Nonlinear Dynamics, Psychology, and Life Sciences, Vol. 9, Iss. 1, January, 2005, pp. 89-114
@2005 Society for Chaos Theory in Psychology & Life Sciences


Perceptual and Physiological Responses to the Visual Complexity of Fractal Patterns

R. P. Taylor , University of Oregon, Eugene
B. Spehar, University of New South Wales, Australia
J. A. Wise, Washington State University, Tri-Cities
C. W. G. Clifford, Sydney University, Australia
B. R. Newell, University College London
C. M. Hagerhall, Swedish University of Agricultural Sciences, Alnarp, and University of Sydney, Australia
T. Purcell, University of Sydney, Australia
T. P. Martin , University of Oregon, Eugene

Abstract: Fractals have experienced considerable success in quantifying the complex structure exhibited by many natural patterns and have captured the imagination of scientists and artists alike. With ever widening appeal, they have been referred to both as "fingerprints of nature" and "the new aesthetics.” Our research has shown that the drip patterns of the American abstract painter Jackson Pollock are fractal.

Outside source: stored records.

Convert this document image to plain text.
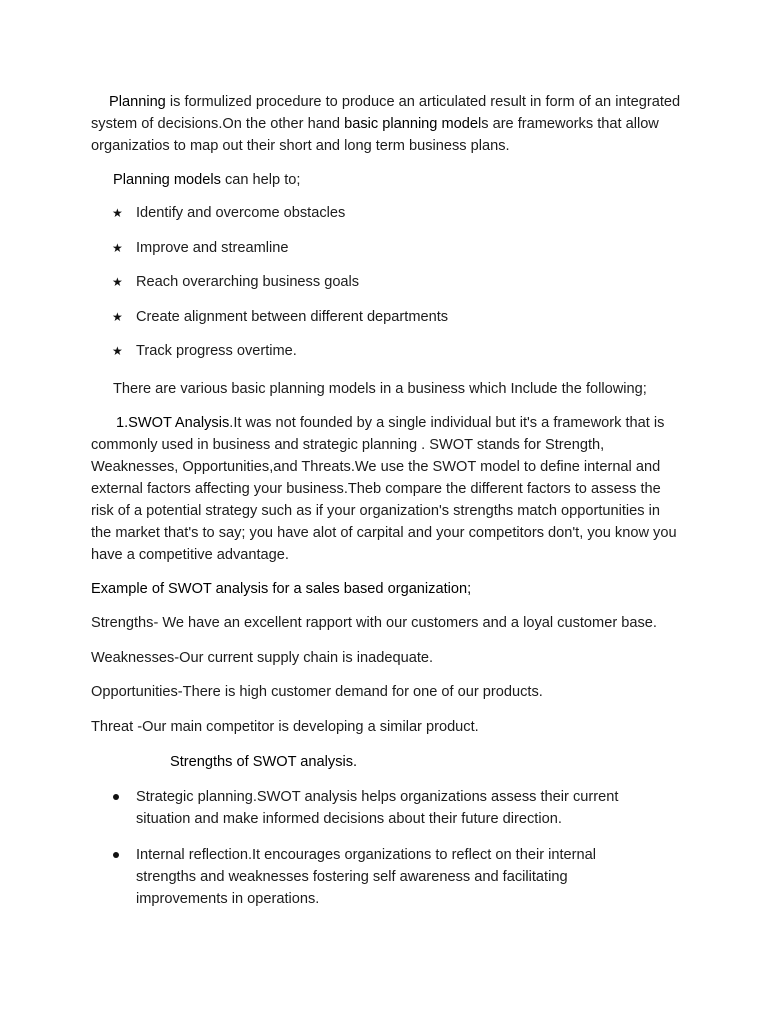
Planning is formulized procedure to produce an articulated result in form of an integrated system of decisions.On the other hand basic planning models are frameworks that allow organizatios to map out their short and long term business plans.

Planning models can help to;

★ Identify and overcome obstacles
★ Improve and streamline
★ Reach overarching business goals
★ Create alignment between different departments
★ Track progress overtime.

There are various basic planning models in a business which Include the following;

1.SWOT Analysis.It was not founded by a single individual but it's a framework that is commonly used in business and strategic planning . SWOT stands for Strength, Weaknesses, Opportunities,and Threats.We use the SWOT model to define internal and external factors affecting your business.Theb compare the different factors to assess the risk of a potential strategy such as if your organization's strengths match opportunities in the market that's to say; you have alot of carpital and your competitors don't, you know you have a competitive advantage.

Example of SWOT analysis for a sales based organization;

Strengths- We have an excellent rapport with our customers and a loyal customer base.

Weaknesses-Our current supply chain is inadequate.

Opportunities-There is high customer demand for one of our products.

Threat -Our main competitor is developing a similar product.

Strengths of SWOT analysis.

Strategic planning.SWOT analysis helps organizations assess their current situation and make informed decisions about their future direction.
Internal reflection.It encourages organizations to reflect on their internal strengths and weaknesses fostering self awareness and facilitating improvements in operations.
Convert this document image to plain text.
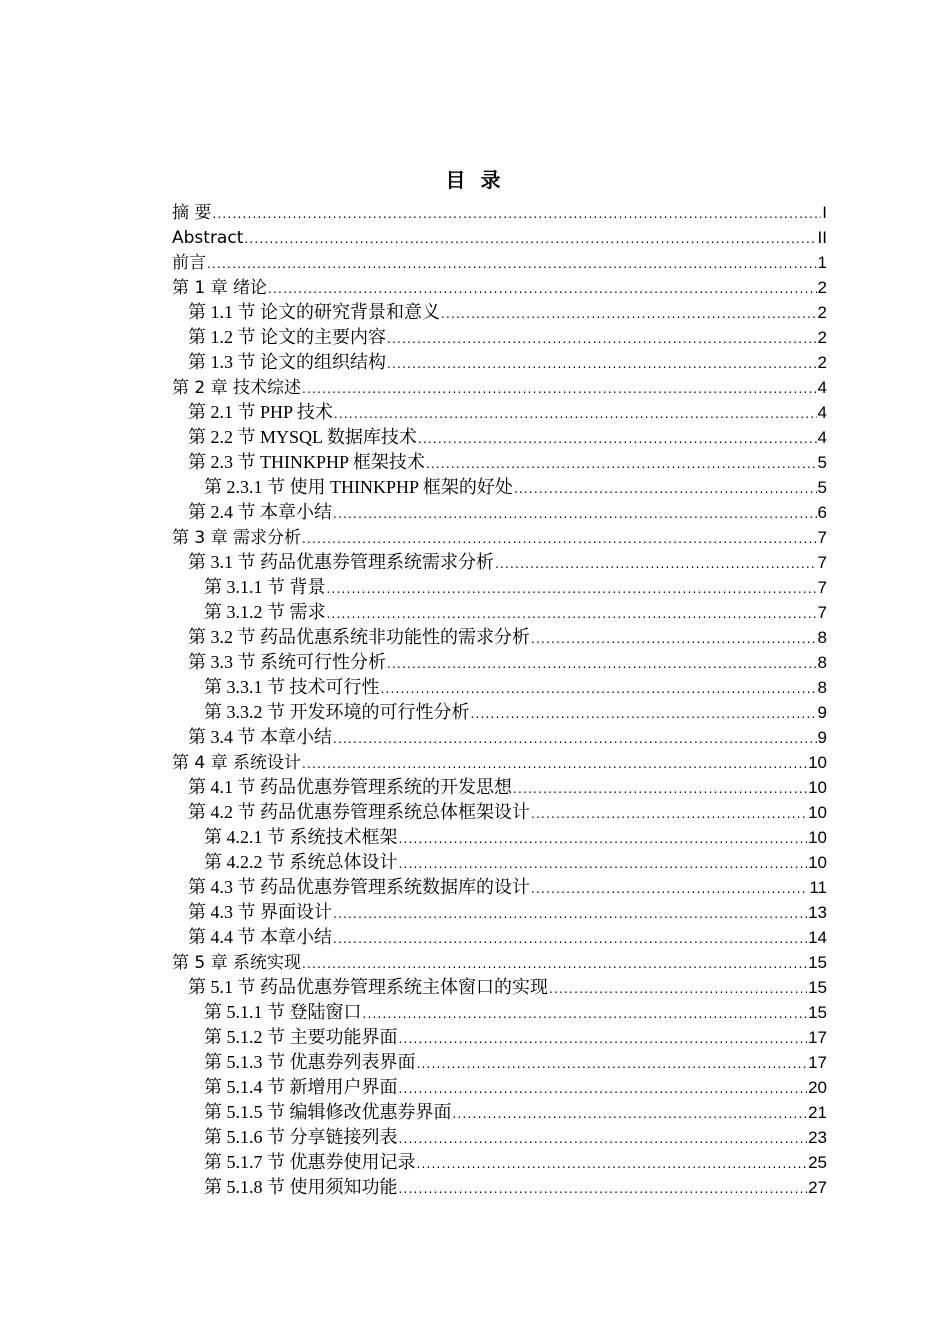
目 录
摘 要 .....	I
Abstract .....	II
前言 .....	1
第 1 章 绪论 .....	2
第 1.1 节 论文的研究背景和意义 .....	2
第 1.2 节 论文的主要内容 .....	2
第 1.3 节 论文的组织结构 .....	2
第 2 章 技术综述 .....	4
第 2.1 节 PHP 技术 .....	4
第 2.2 节 MYSQL 数据库技术 .....	4
第 2.3 节 THINKPHP 框架技术 .....	5
第 2.3.1 节 使用 THINKPHP 框架的好处 .....	5
第 2.4 节 本章小结 .....	6
第 3 章 需求分析 .....	7
第 3.1 节 药品优惠券管理系统需求分析 .....	7
第 3.1.1 节 背景 .....	7
第 3.1.2 节 需求 .....	7
第 3.2 节 药品优惠系统非功能性的需求分析 .....	8
第 3.3 节 系统可行性分析 .....	8
第 3.3.1 节 技术可行性 .....	8
第 3.3.2 节 开发环境的可行性分析 .....	9
第 3.4 节 本章小结 .....	9
第 4 章 系统设计 .....	10
第 4.1 节 药品优惠券管理系统的开发思想 .....	10
第 4.2 节 药品优惠券管理系统总体框架设计 .....	10
第 4.2.1 节 系统技术框架 .....	10
第 4.2.2 节 系统总体设计 .....	10
第 4.3 节 药品优惠券管理系统数据库的设计 .....	11
第 4.3 节 界面设计 .....	13
第 4.4 节 本章小结 .....	14
第 5 章 系统实现 .....	15
第 5.1 节 药品优惠券管理系统主体窗口的实现 .....	15
第 5.1.1 节 登陆窗口 .....	15
第 5.1.2 节 主要功能界面 .....	17
第 5.1.3 节 优惠券列表界面 .....	17
第 5.1.4 节 新增用户界面 .....	20
第 5.1.5 节 编辑修改优惠券界面 .....	21
第 5.1.6 节 分享链接列表 .....	23
第 5.1.7 节 优惠券使用记录 .....	25
第 5.1.8 节 使用须知功能 .....	27
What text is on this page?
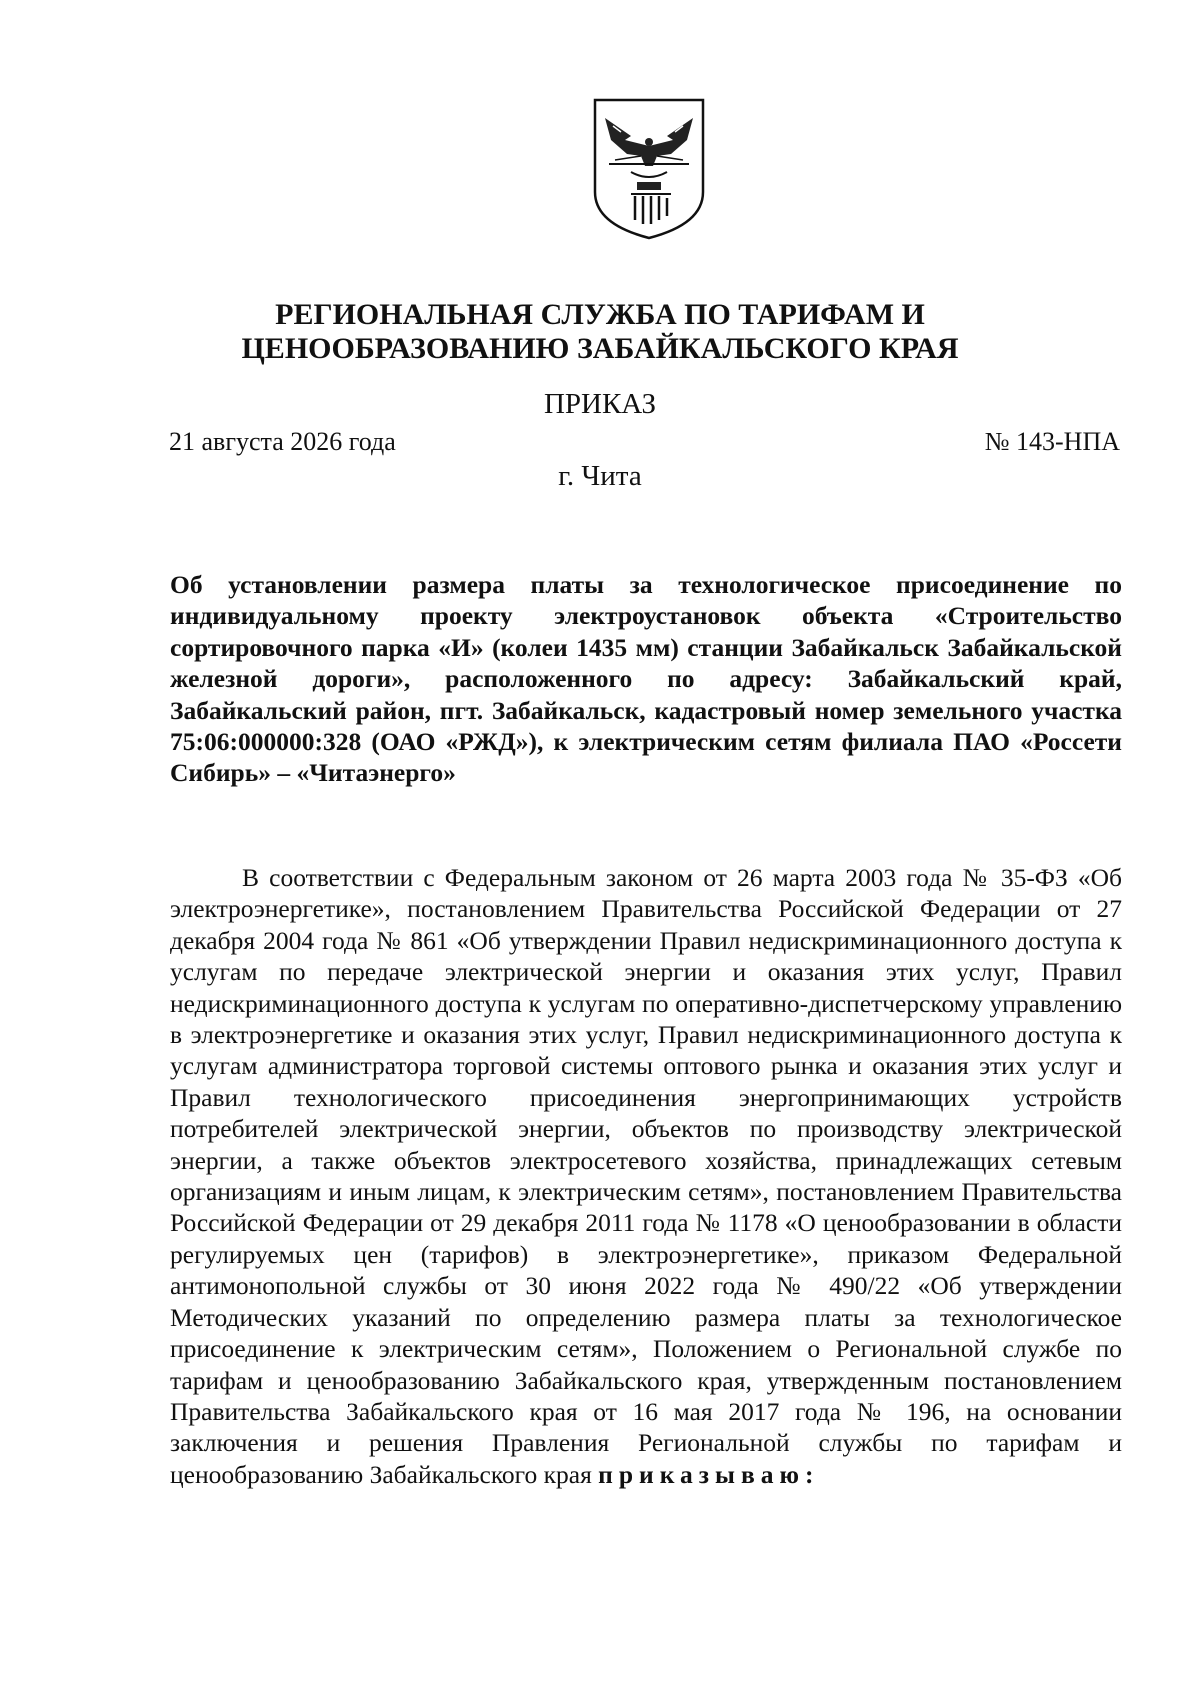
РЕГИОНАЛЬНАЯ СЛУЖБА ПО ТАРИФАМ И
ЦЕНООБРАЗОВАНИЮ ЗАБАЙКАЛЬСКОГО КРАЯ
ПРИКАЗ
21 августа 2026 года	№ 143-НПА
г. Чита
Об установлении размера платы за технологическое присоединение по индивидуальному проекту электроустановок объекта «Строительство сортировочного парка «И» (колеи 1435 мм) станции Забайкальск Забайкальской железной дороги», расположенного по адресу: Забайкальский край, Забайкальский район, пгт. Забайкальск, кадастровый номер земельного участка 75:06:000000:328 (ОАО «РЖД»), к электрическим сетям филиала ПАО «Россети Сибирь» – «Читаэнерго»
В соответствии с Федеральным законом от 26 марта 2003 года № 35-ФЗ «Об электроэнергетике», постановлением Правительства Российской Федерации от 27 декабря 2004 года № 861 «Об утверждении Правил недискриминационного доступа к услугам по передаче электрической энергии и оказания этих услуг, Правил недискриминационного доступа к услугам по оперативно-диспетчерскому управлению в электроэнергетике и оказания этих услуг, Правил недискриминационного доступа к услугам администратора торговой системы оптового рынка и оказания этих услуг и Правил технологического присоединения энергопринимающих устройств потребителей электрической энергии, объектов по производству электрической энергии, а также объектов электросетевого хозяйства, принадлежащих сетевым организациям и иным лицам, к электрическим сетям», постановлением Правительства Российской Федерации от 29 декабря 2011 года № 1178 «О ценообразовании в области регулируемых цен (тарифов) в электроэнергетике», приказом Федеральной антимонопольной службы от 30 июня 2022 года № 490/22 «Об утверждении Методических указаний по определению размера платы за технологическое присоединение к электрическим сетям», Положением о Региональной службе по тарифам и ценообразованию Забайкальского края, утвержденным постановлением Правительства Забайкальского края от 16 мая 2017 года № 196, на основании заключения и решения Правления Региональной службы по тарифам и ценообразованию Забайкальского края приказываю:
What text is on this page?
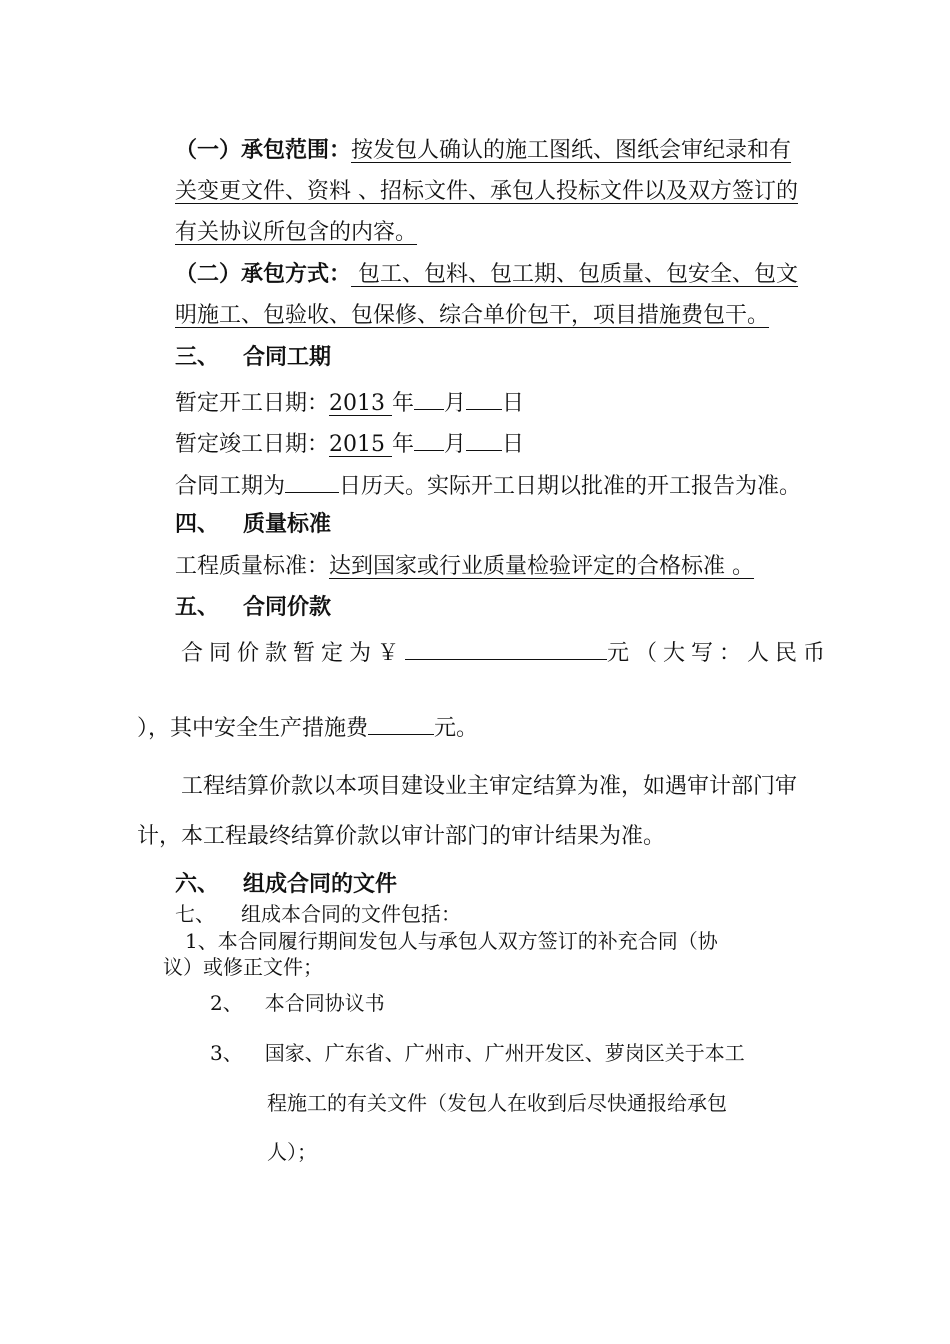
（一）承包范围：按发包人确认的施工图纸、图纸会审纪录和有
关变更文件、资料 、招标文件、承包人投标文件以及双方签订的
有关协议所包含的内容。
（二）承包方式： 包工、包料、包工期、包质量、包安全、包文
明施工、包验收、包保修、综合单价包干，项目措施费包干。
三、 合同工期
暂定开工日期：2013 年 月 日
暂定竣工日期：2015 年 月 日
合同工期为 日历天。实际开工日期以批准的开工报告为准。
四、 质量标准
工程质量标准：达到国家或行业质量检验评定的合格标准 。
五、 合同价款
合同价款暂定为￥	元（大写：人民币
），其中安全生产措施费	元。
工程结算价款以本项目建设业主审定结算为准，如遇审计部门审
计，本工程最终结算价款以审计部门的审计结果为准。
六、 组成合同的文件
七、 组成本合同的文件包括：
1、本合同履行期间发包人与承包人双方签订的补充合同（协
议）或修正文件；
2、 本合同协议书
3、 国家、广东省、广州市、广州开发区、萝岗区关于本工
程施工的有关文件（发包人在收到后尽快通报给承包
人）；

In this paper, we consider the implications of this discovery. We first present an overview of our research from the past five years to establish a context for our current investigations of human response to fractals. We discuss results showing that fractal images generated by mathematical, natural and human processes possess a shared aesthetic quality based on visual complexity. In particular, participants in visual perception tests display a preference for fractals with mid-range fractal dimensions. We also present recent preliminary work based on skin conductance measurements that indicate that these mid-range fractals also affect the observer’s physiological condition and discuss future directions based on these results.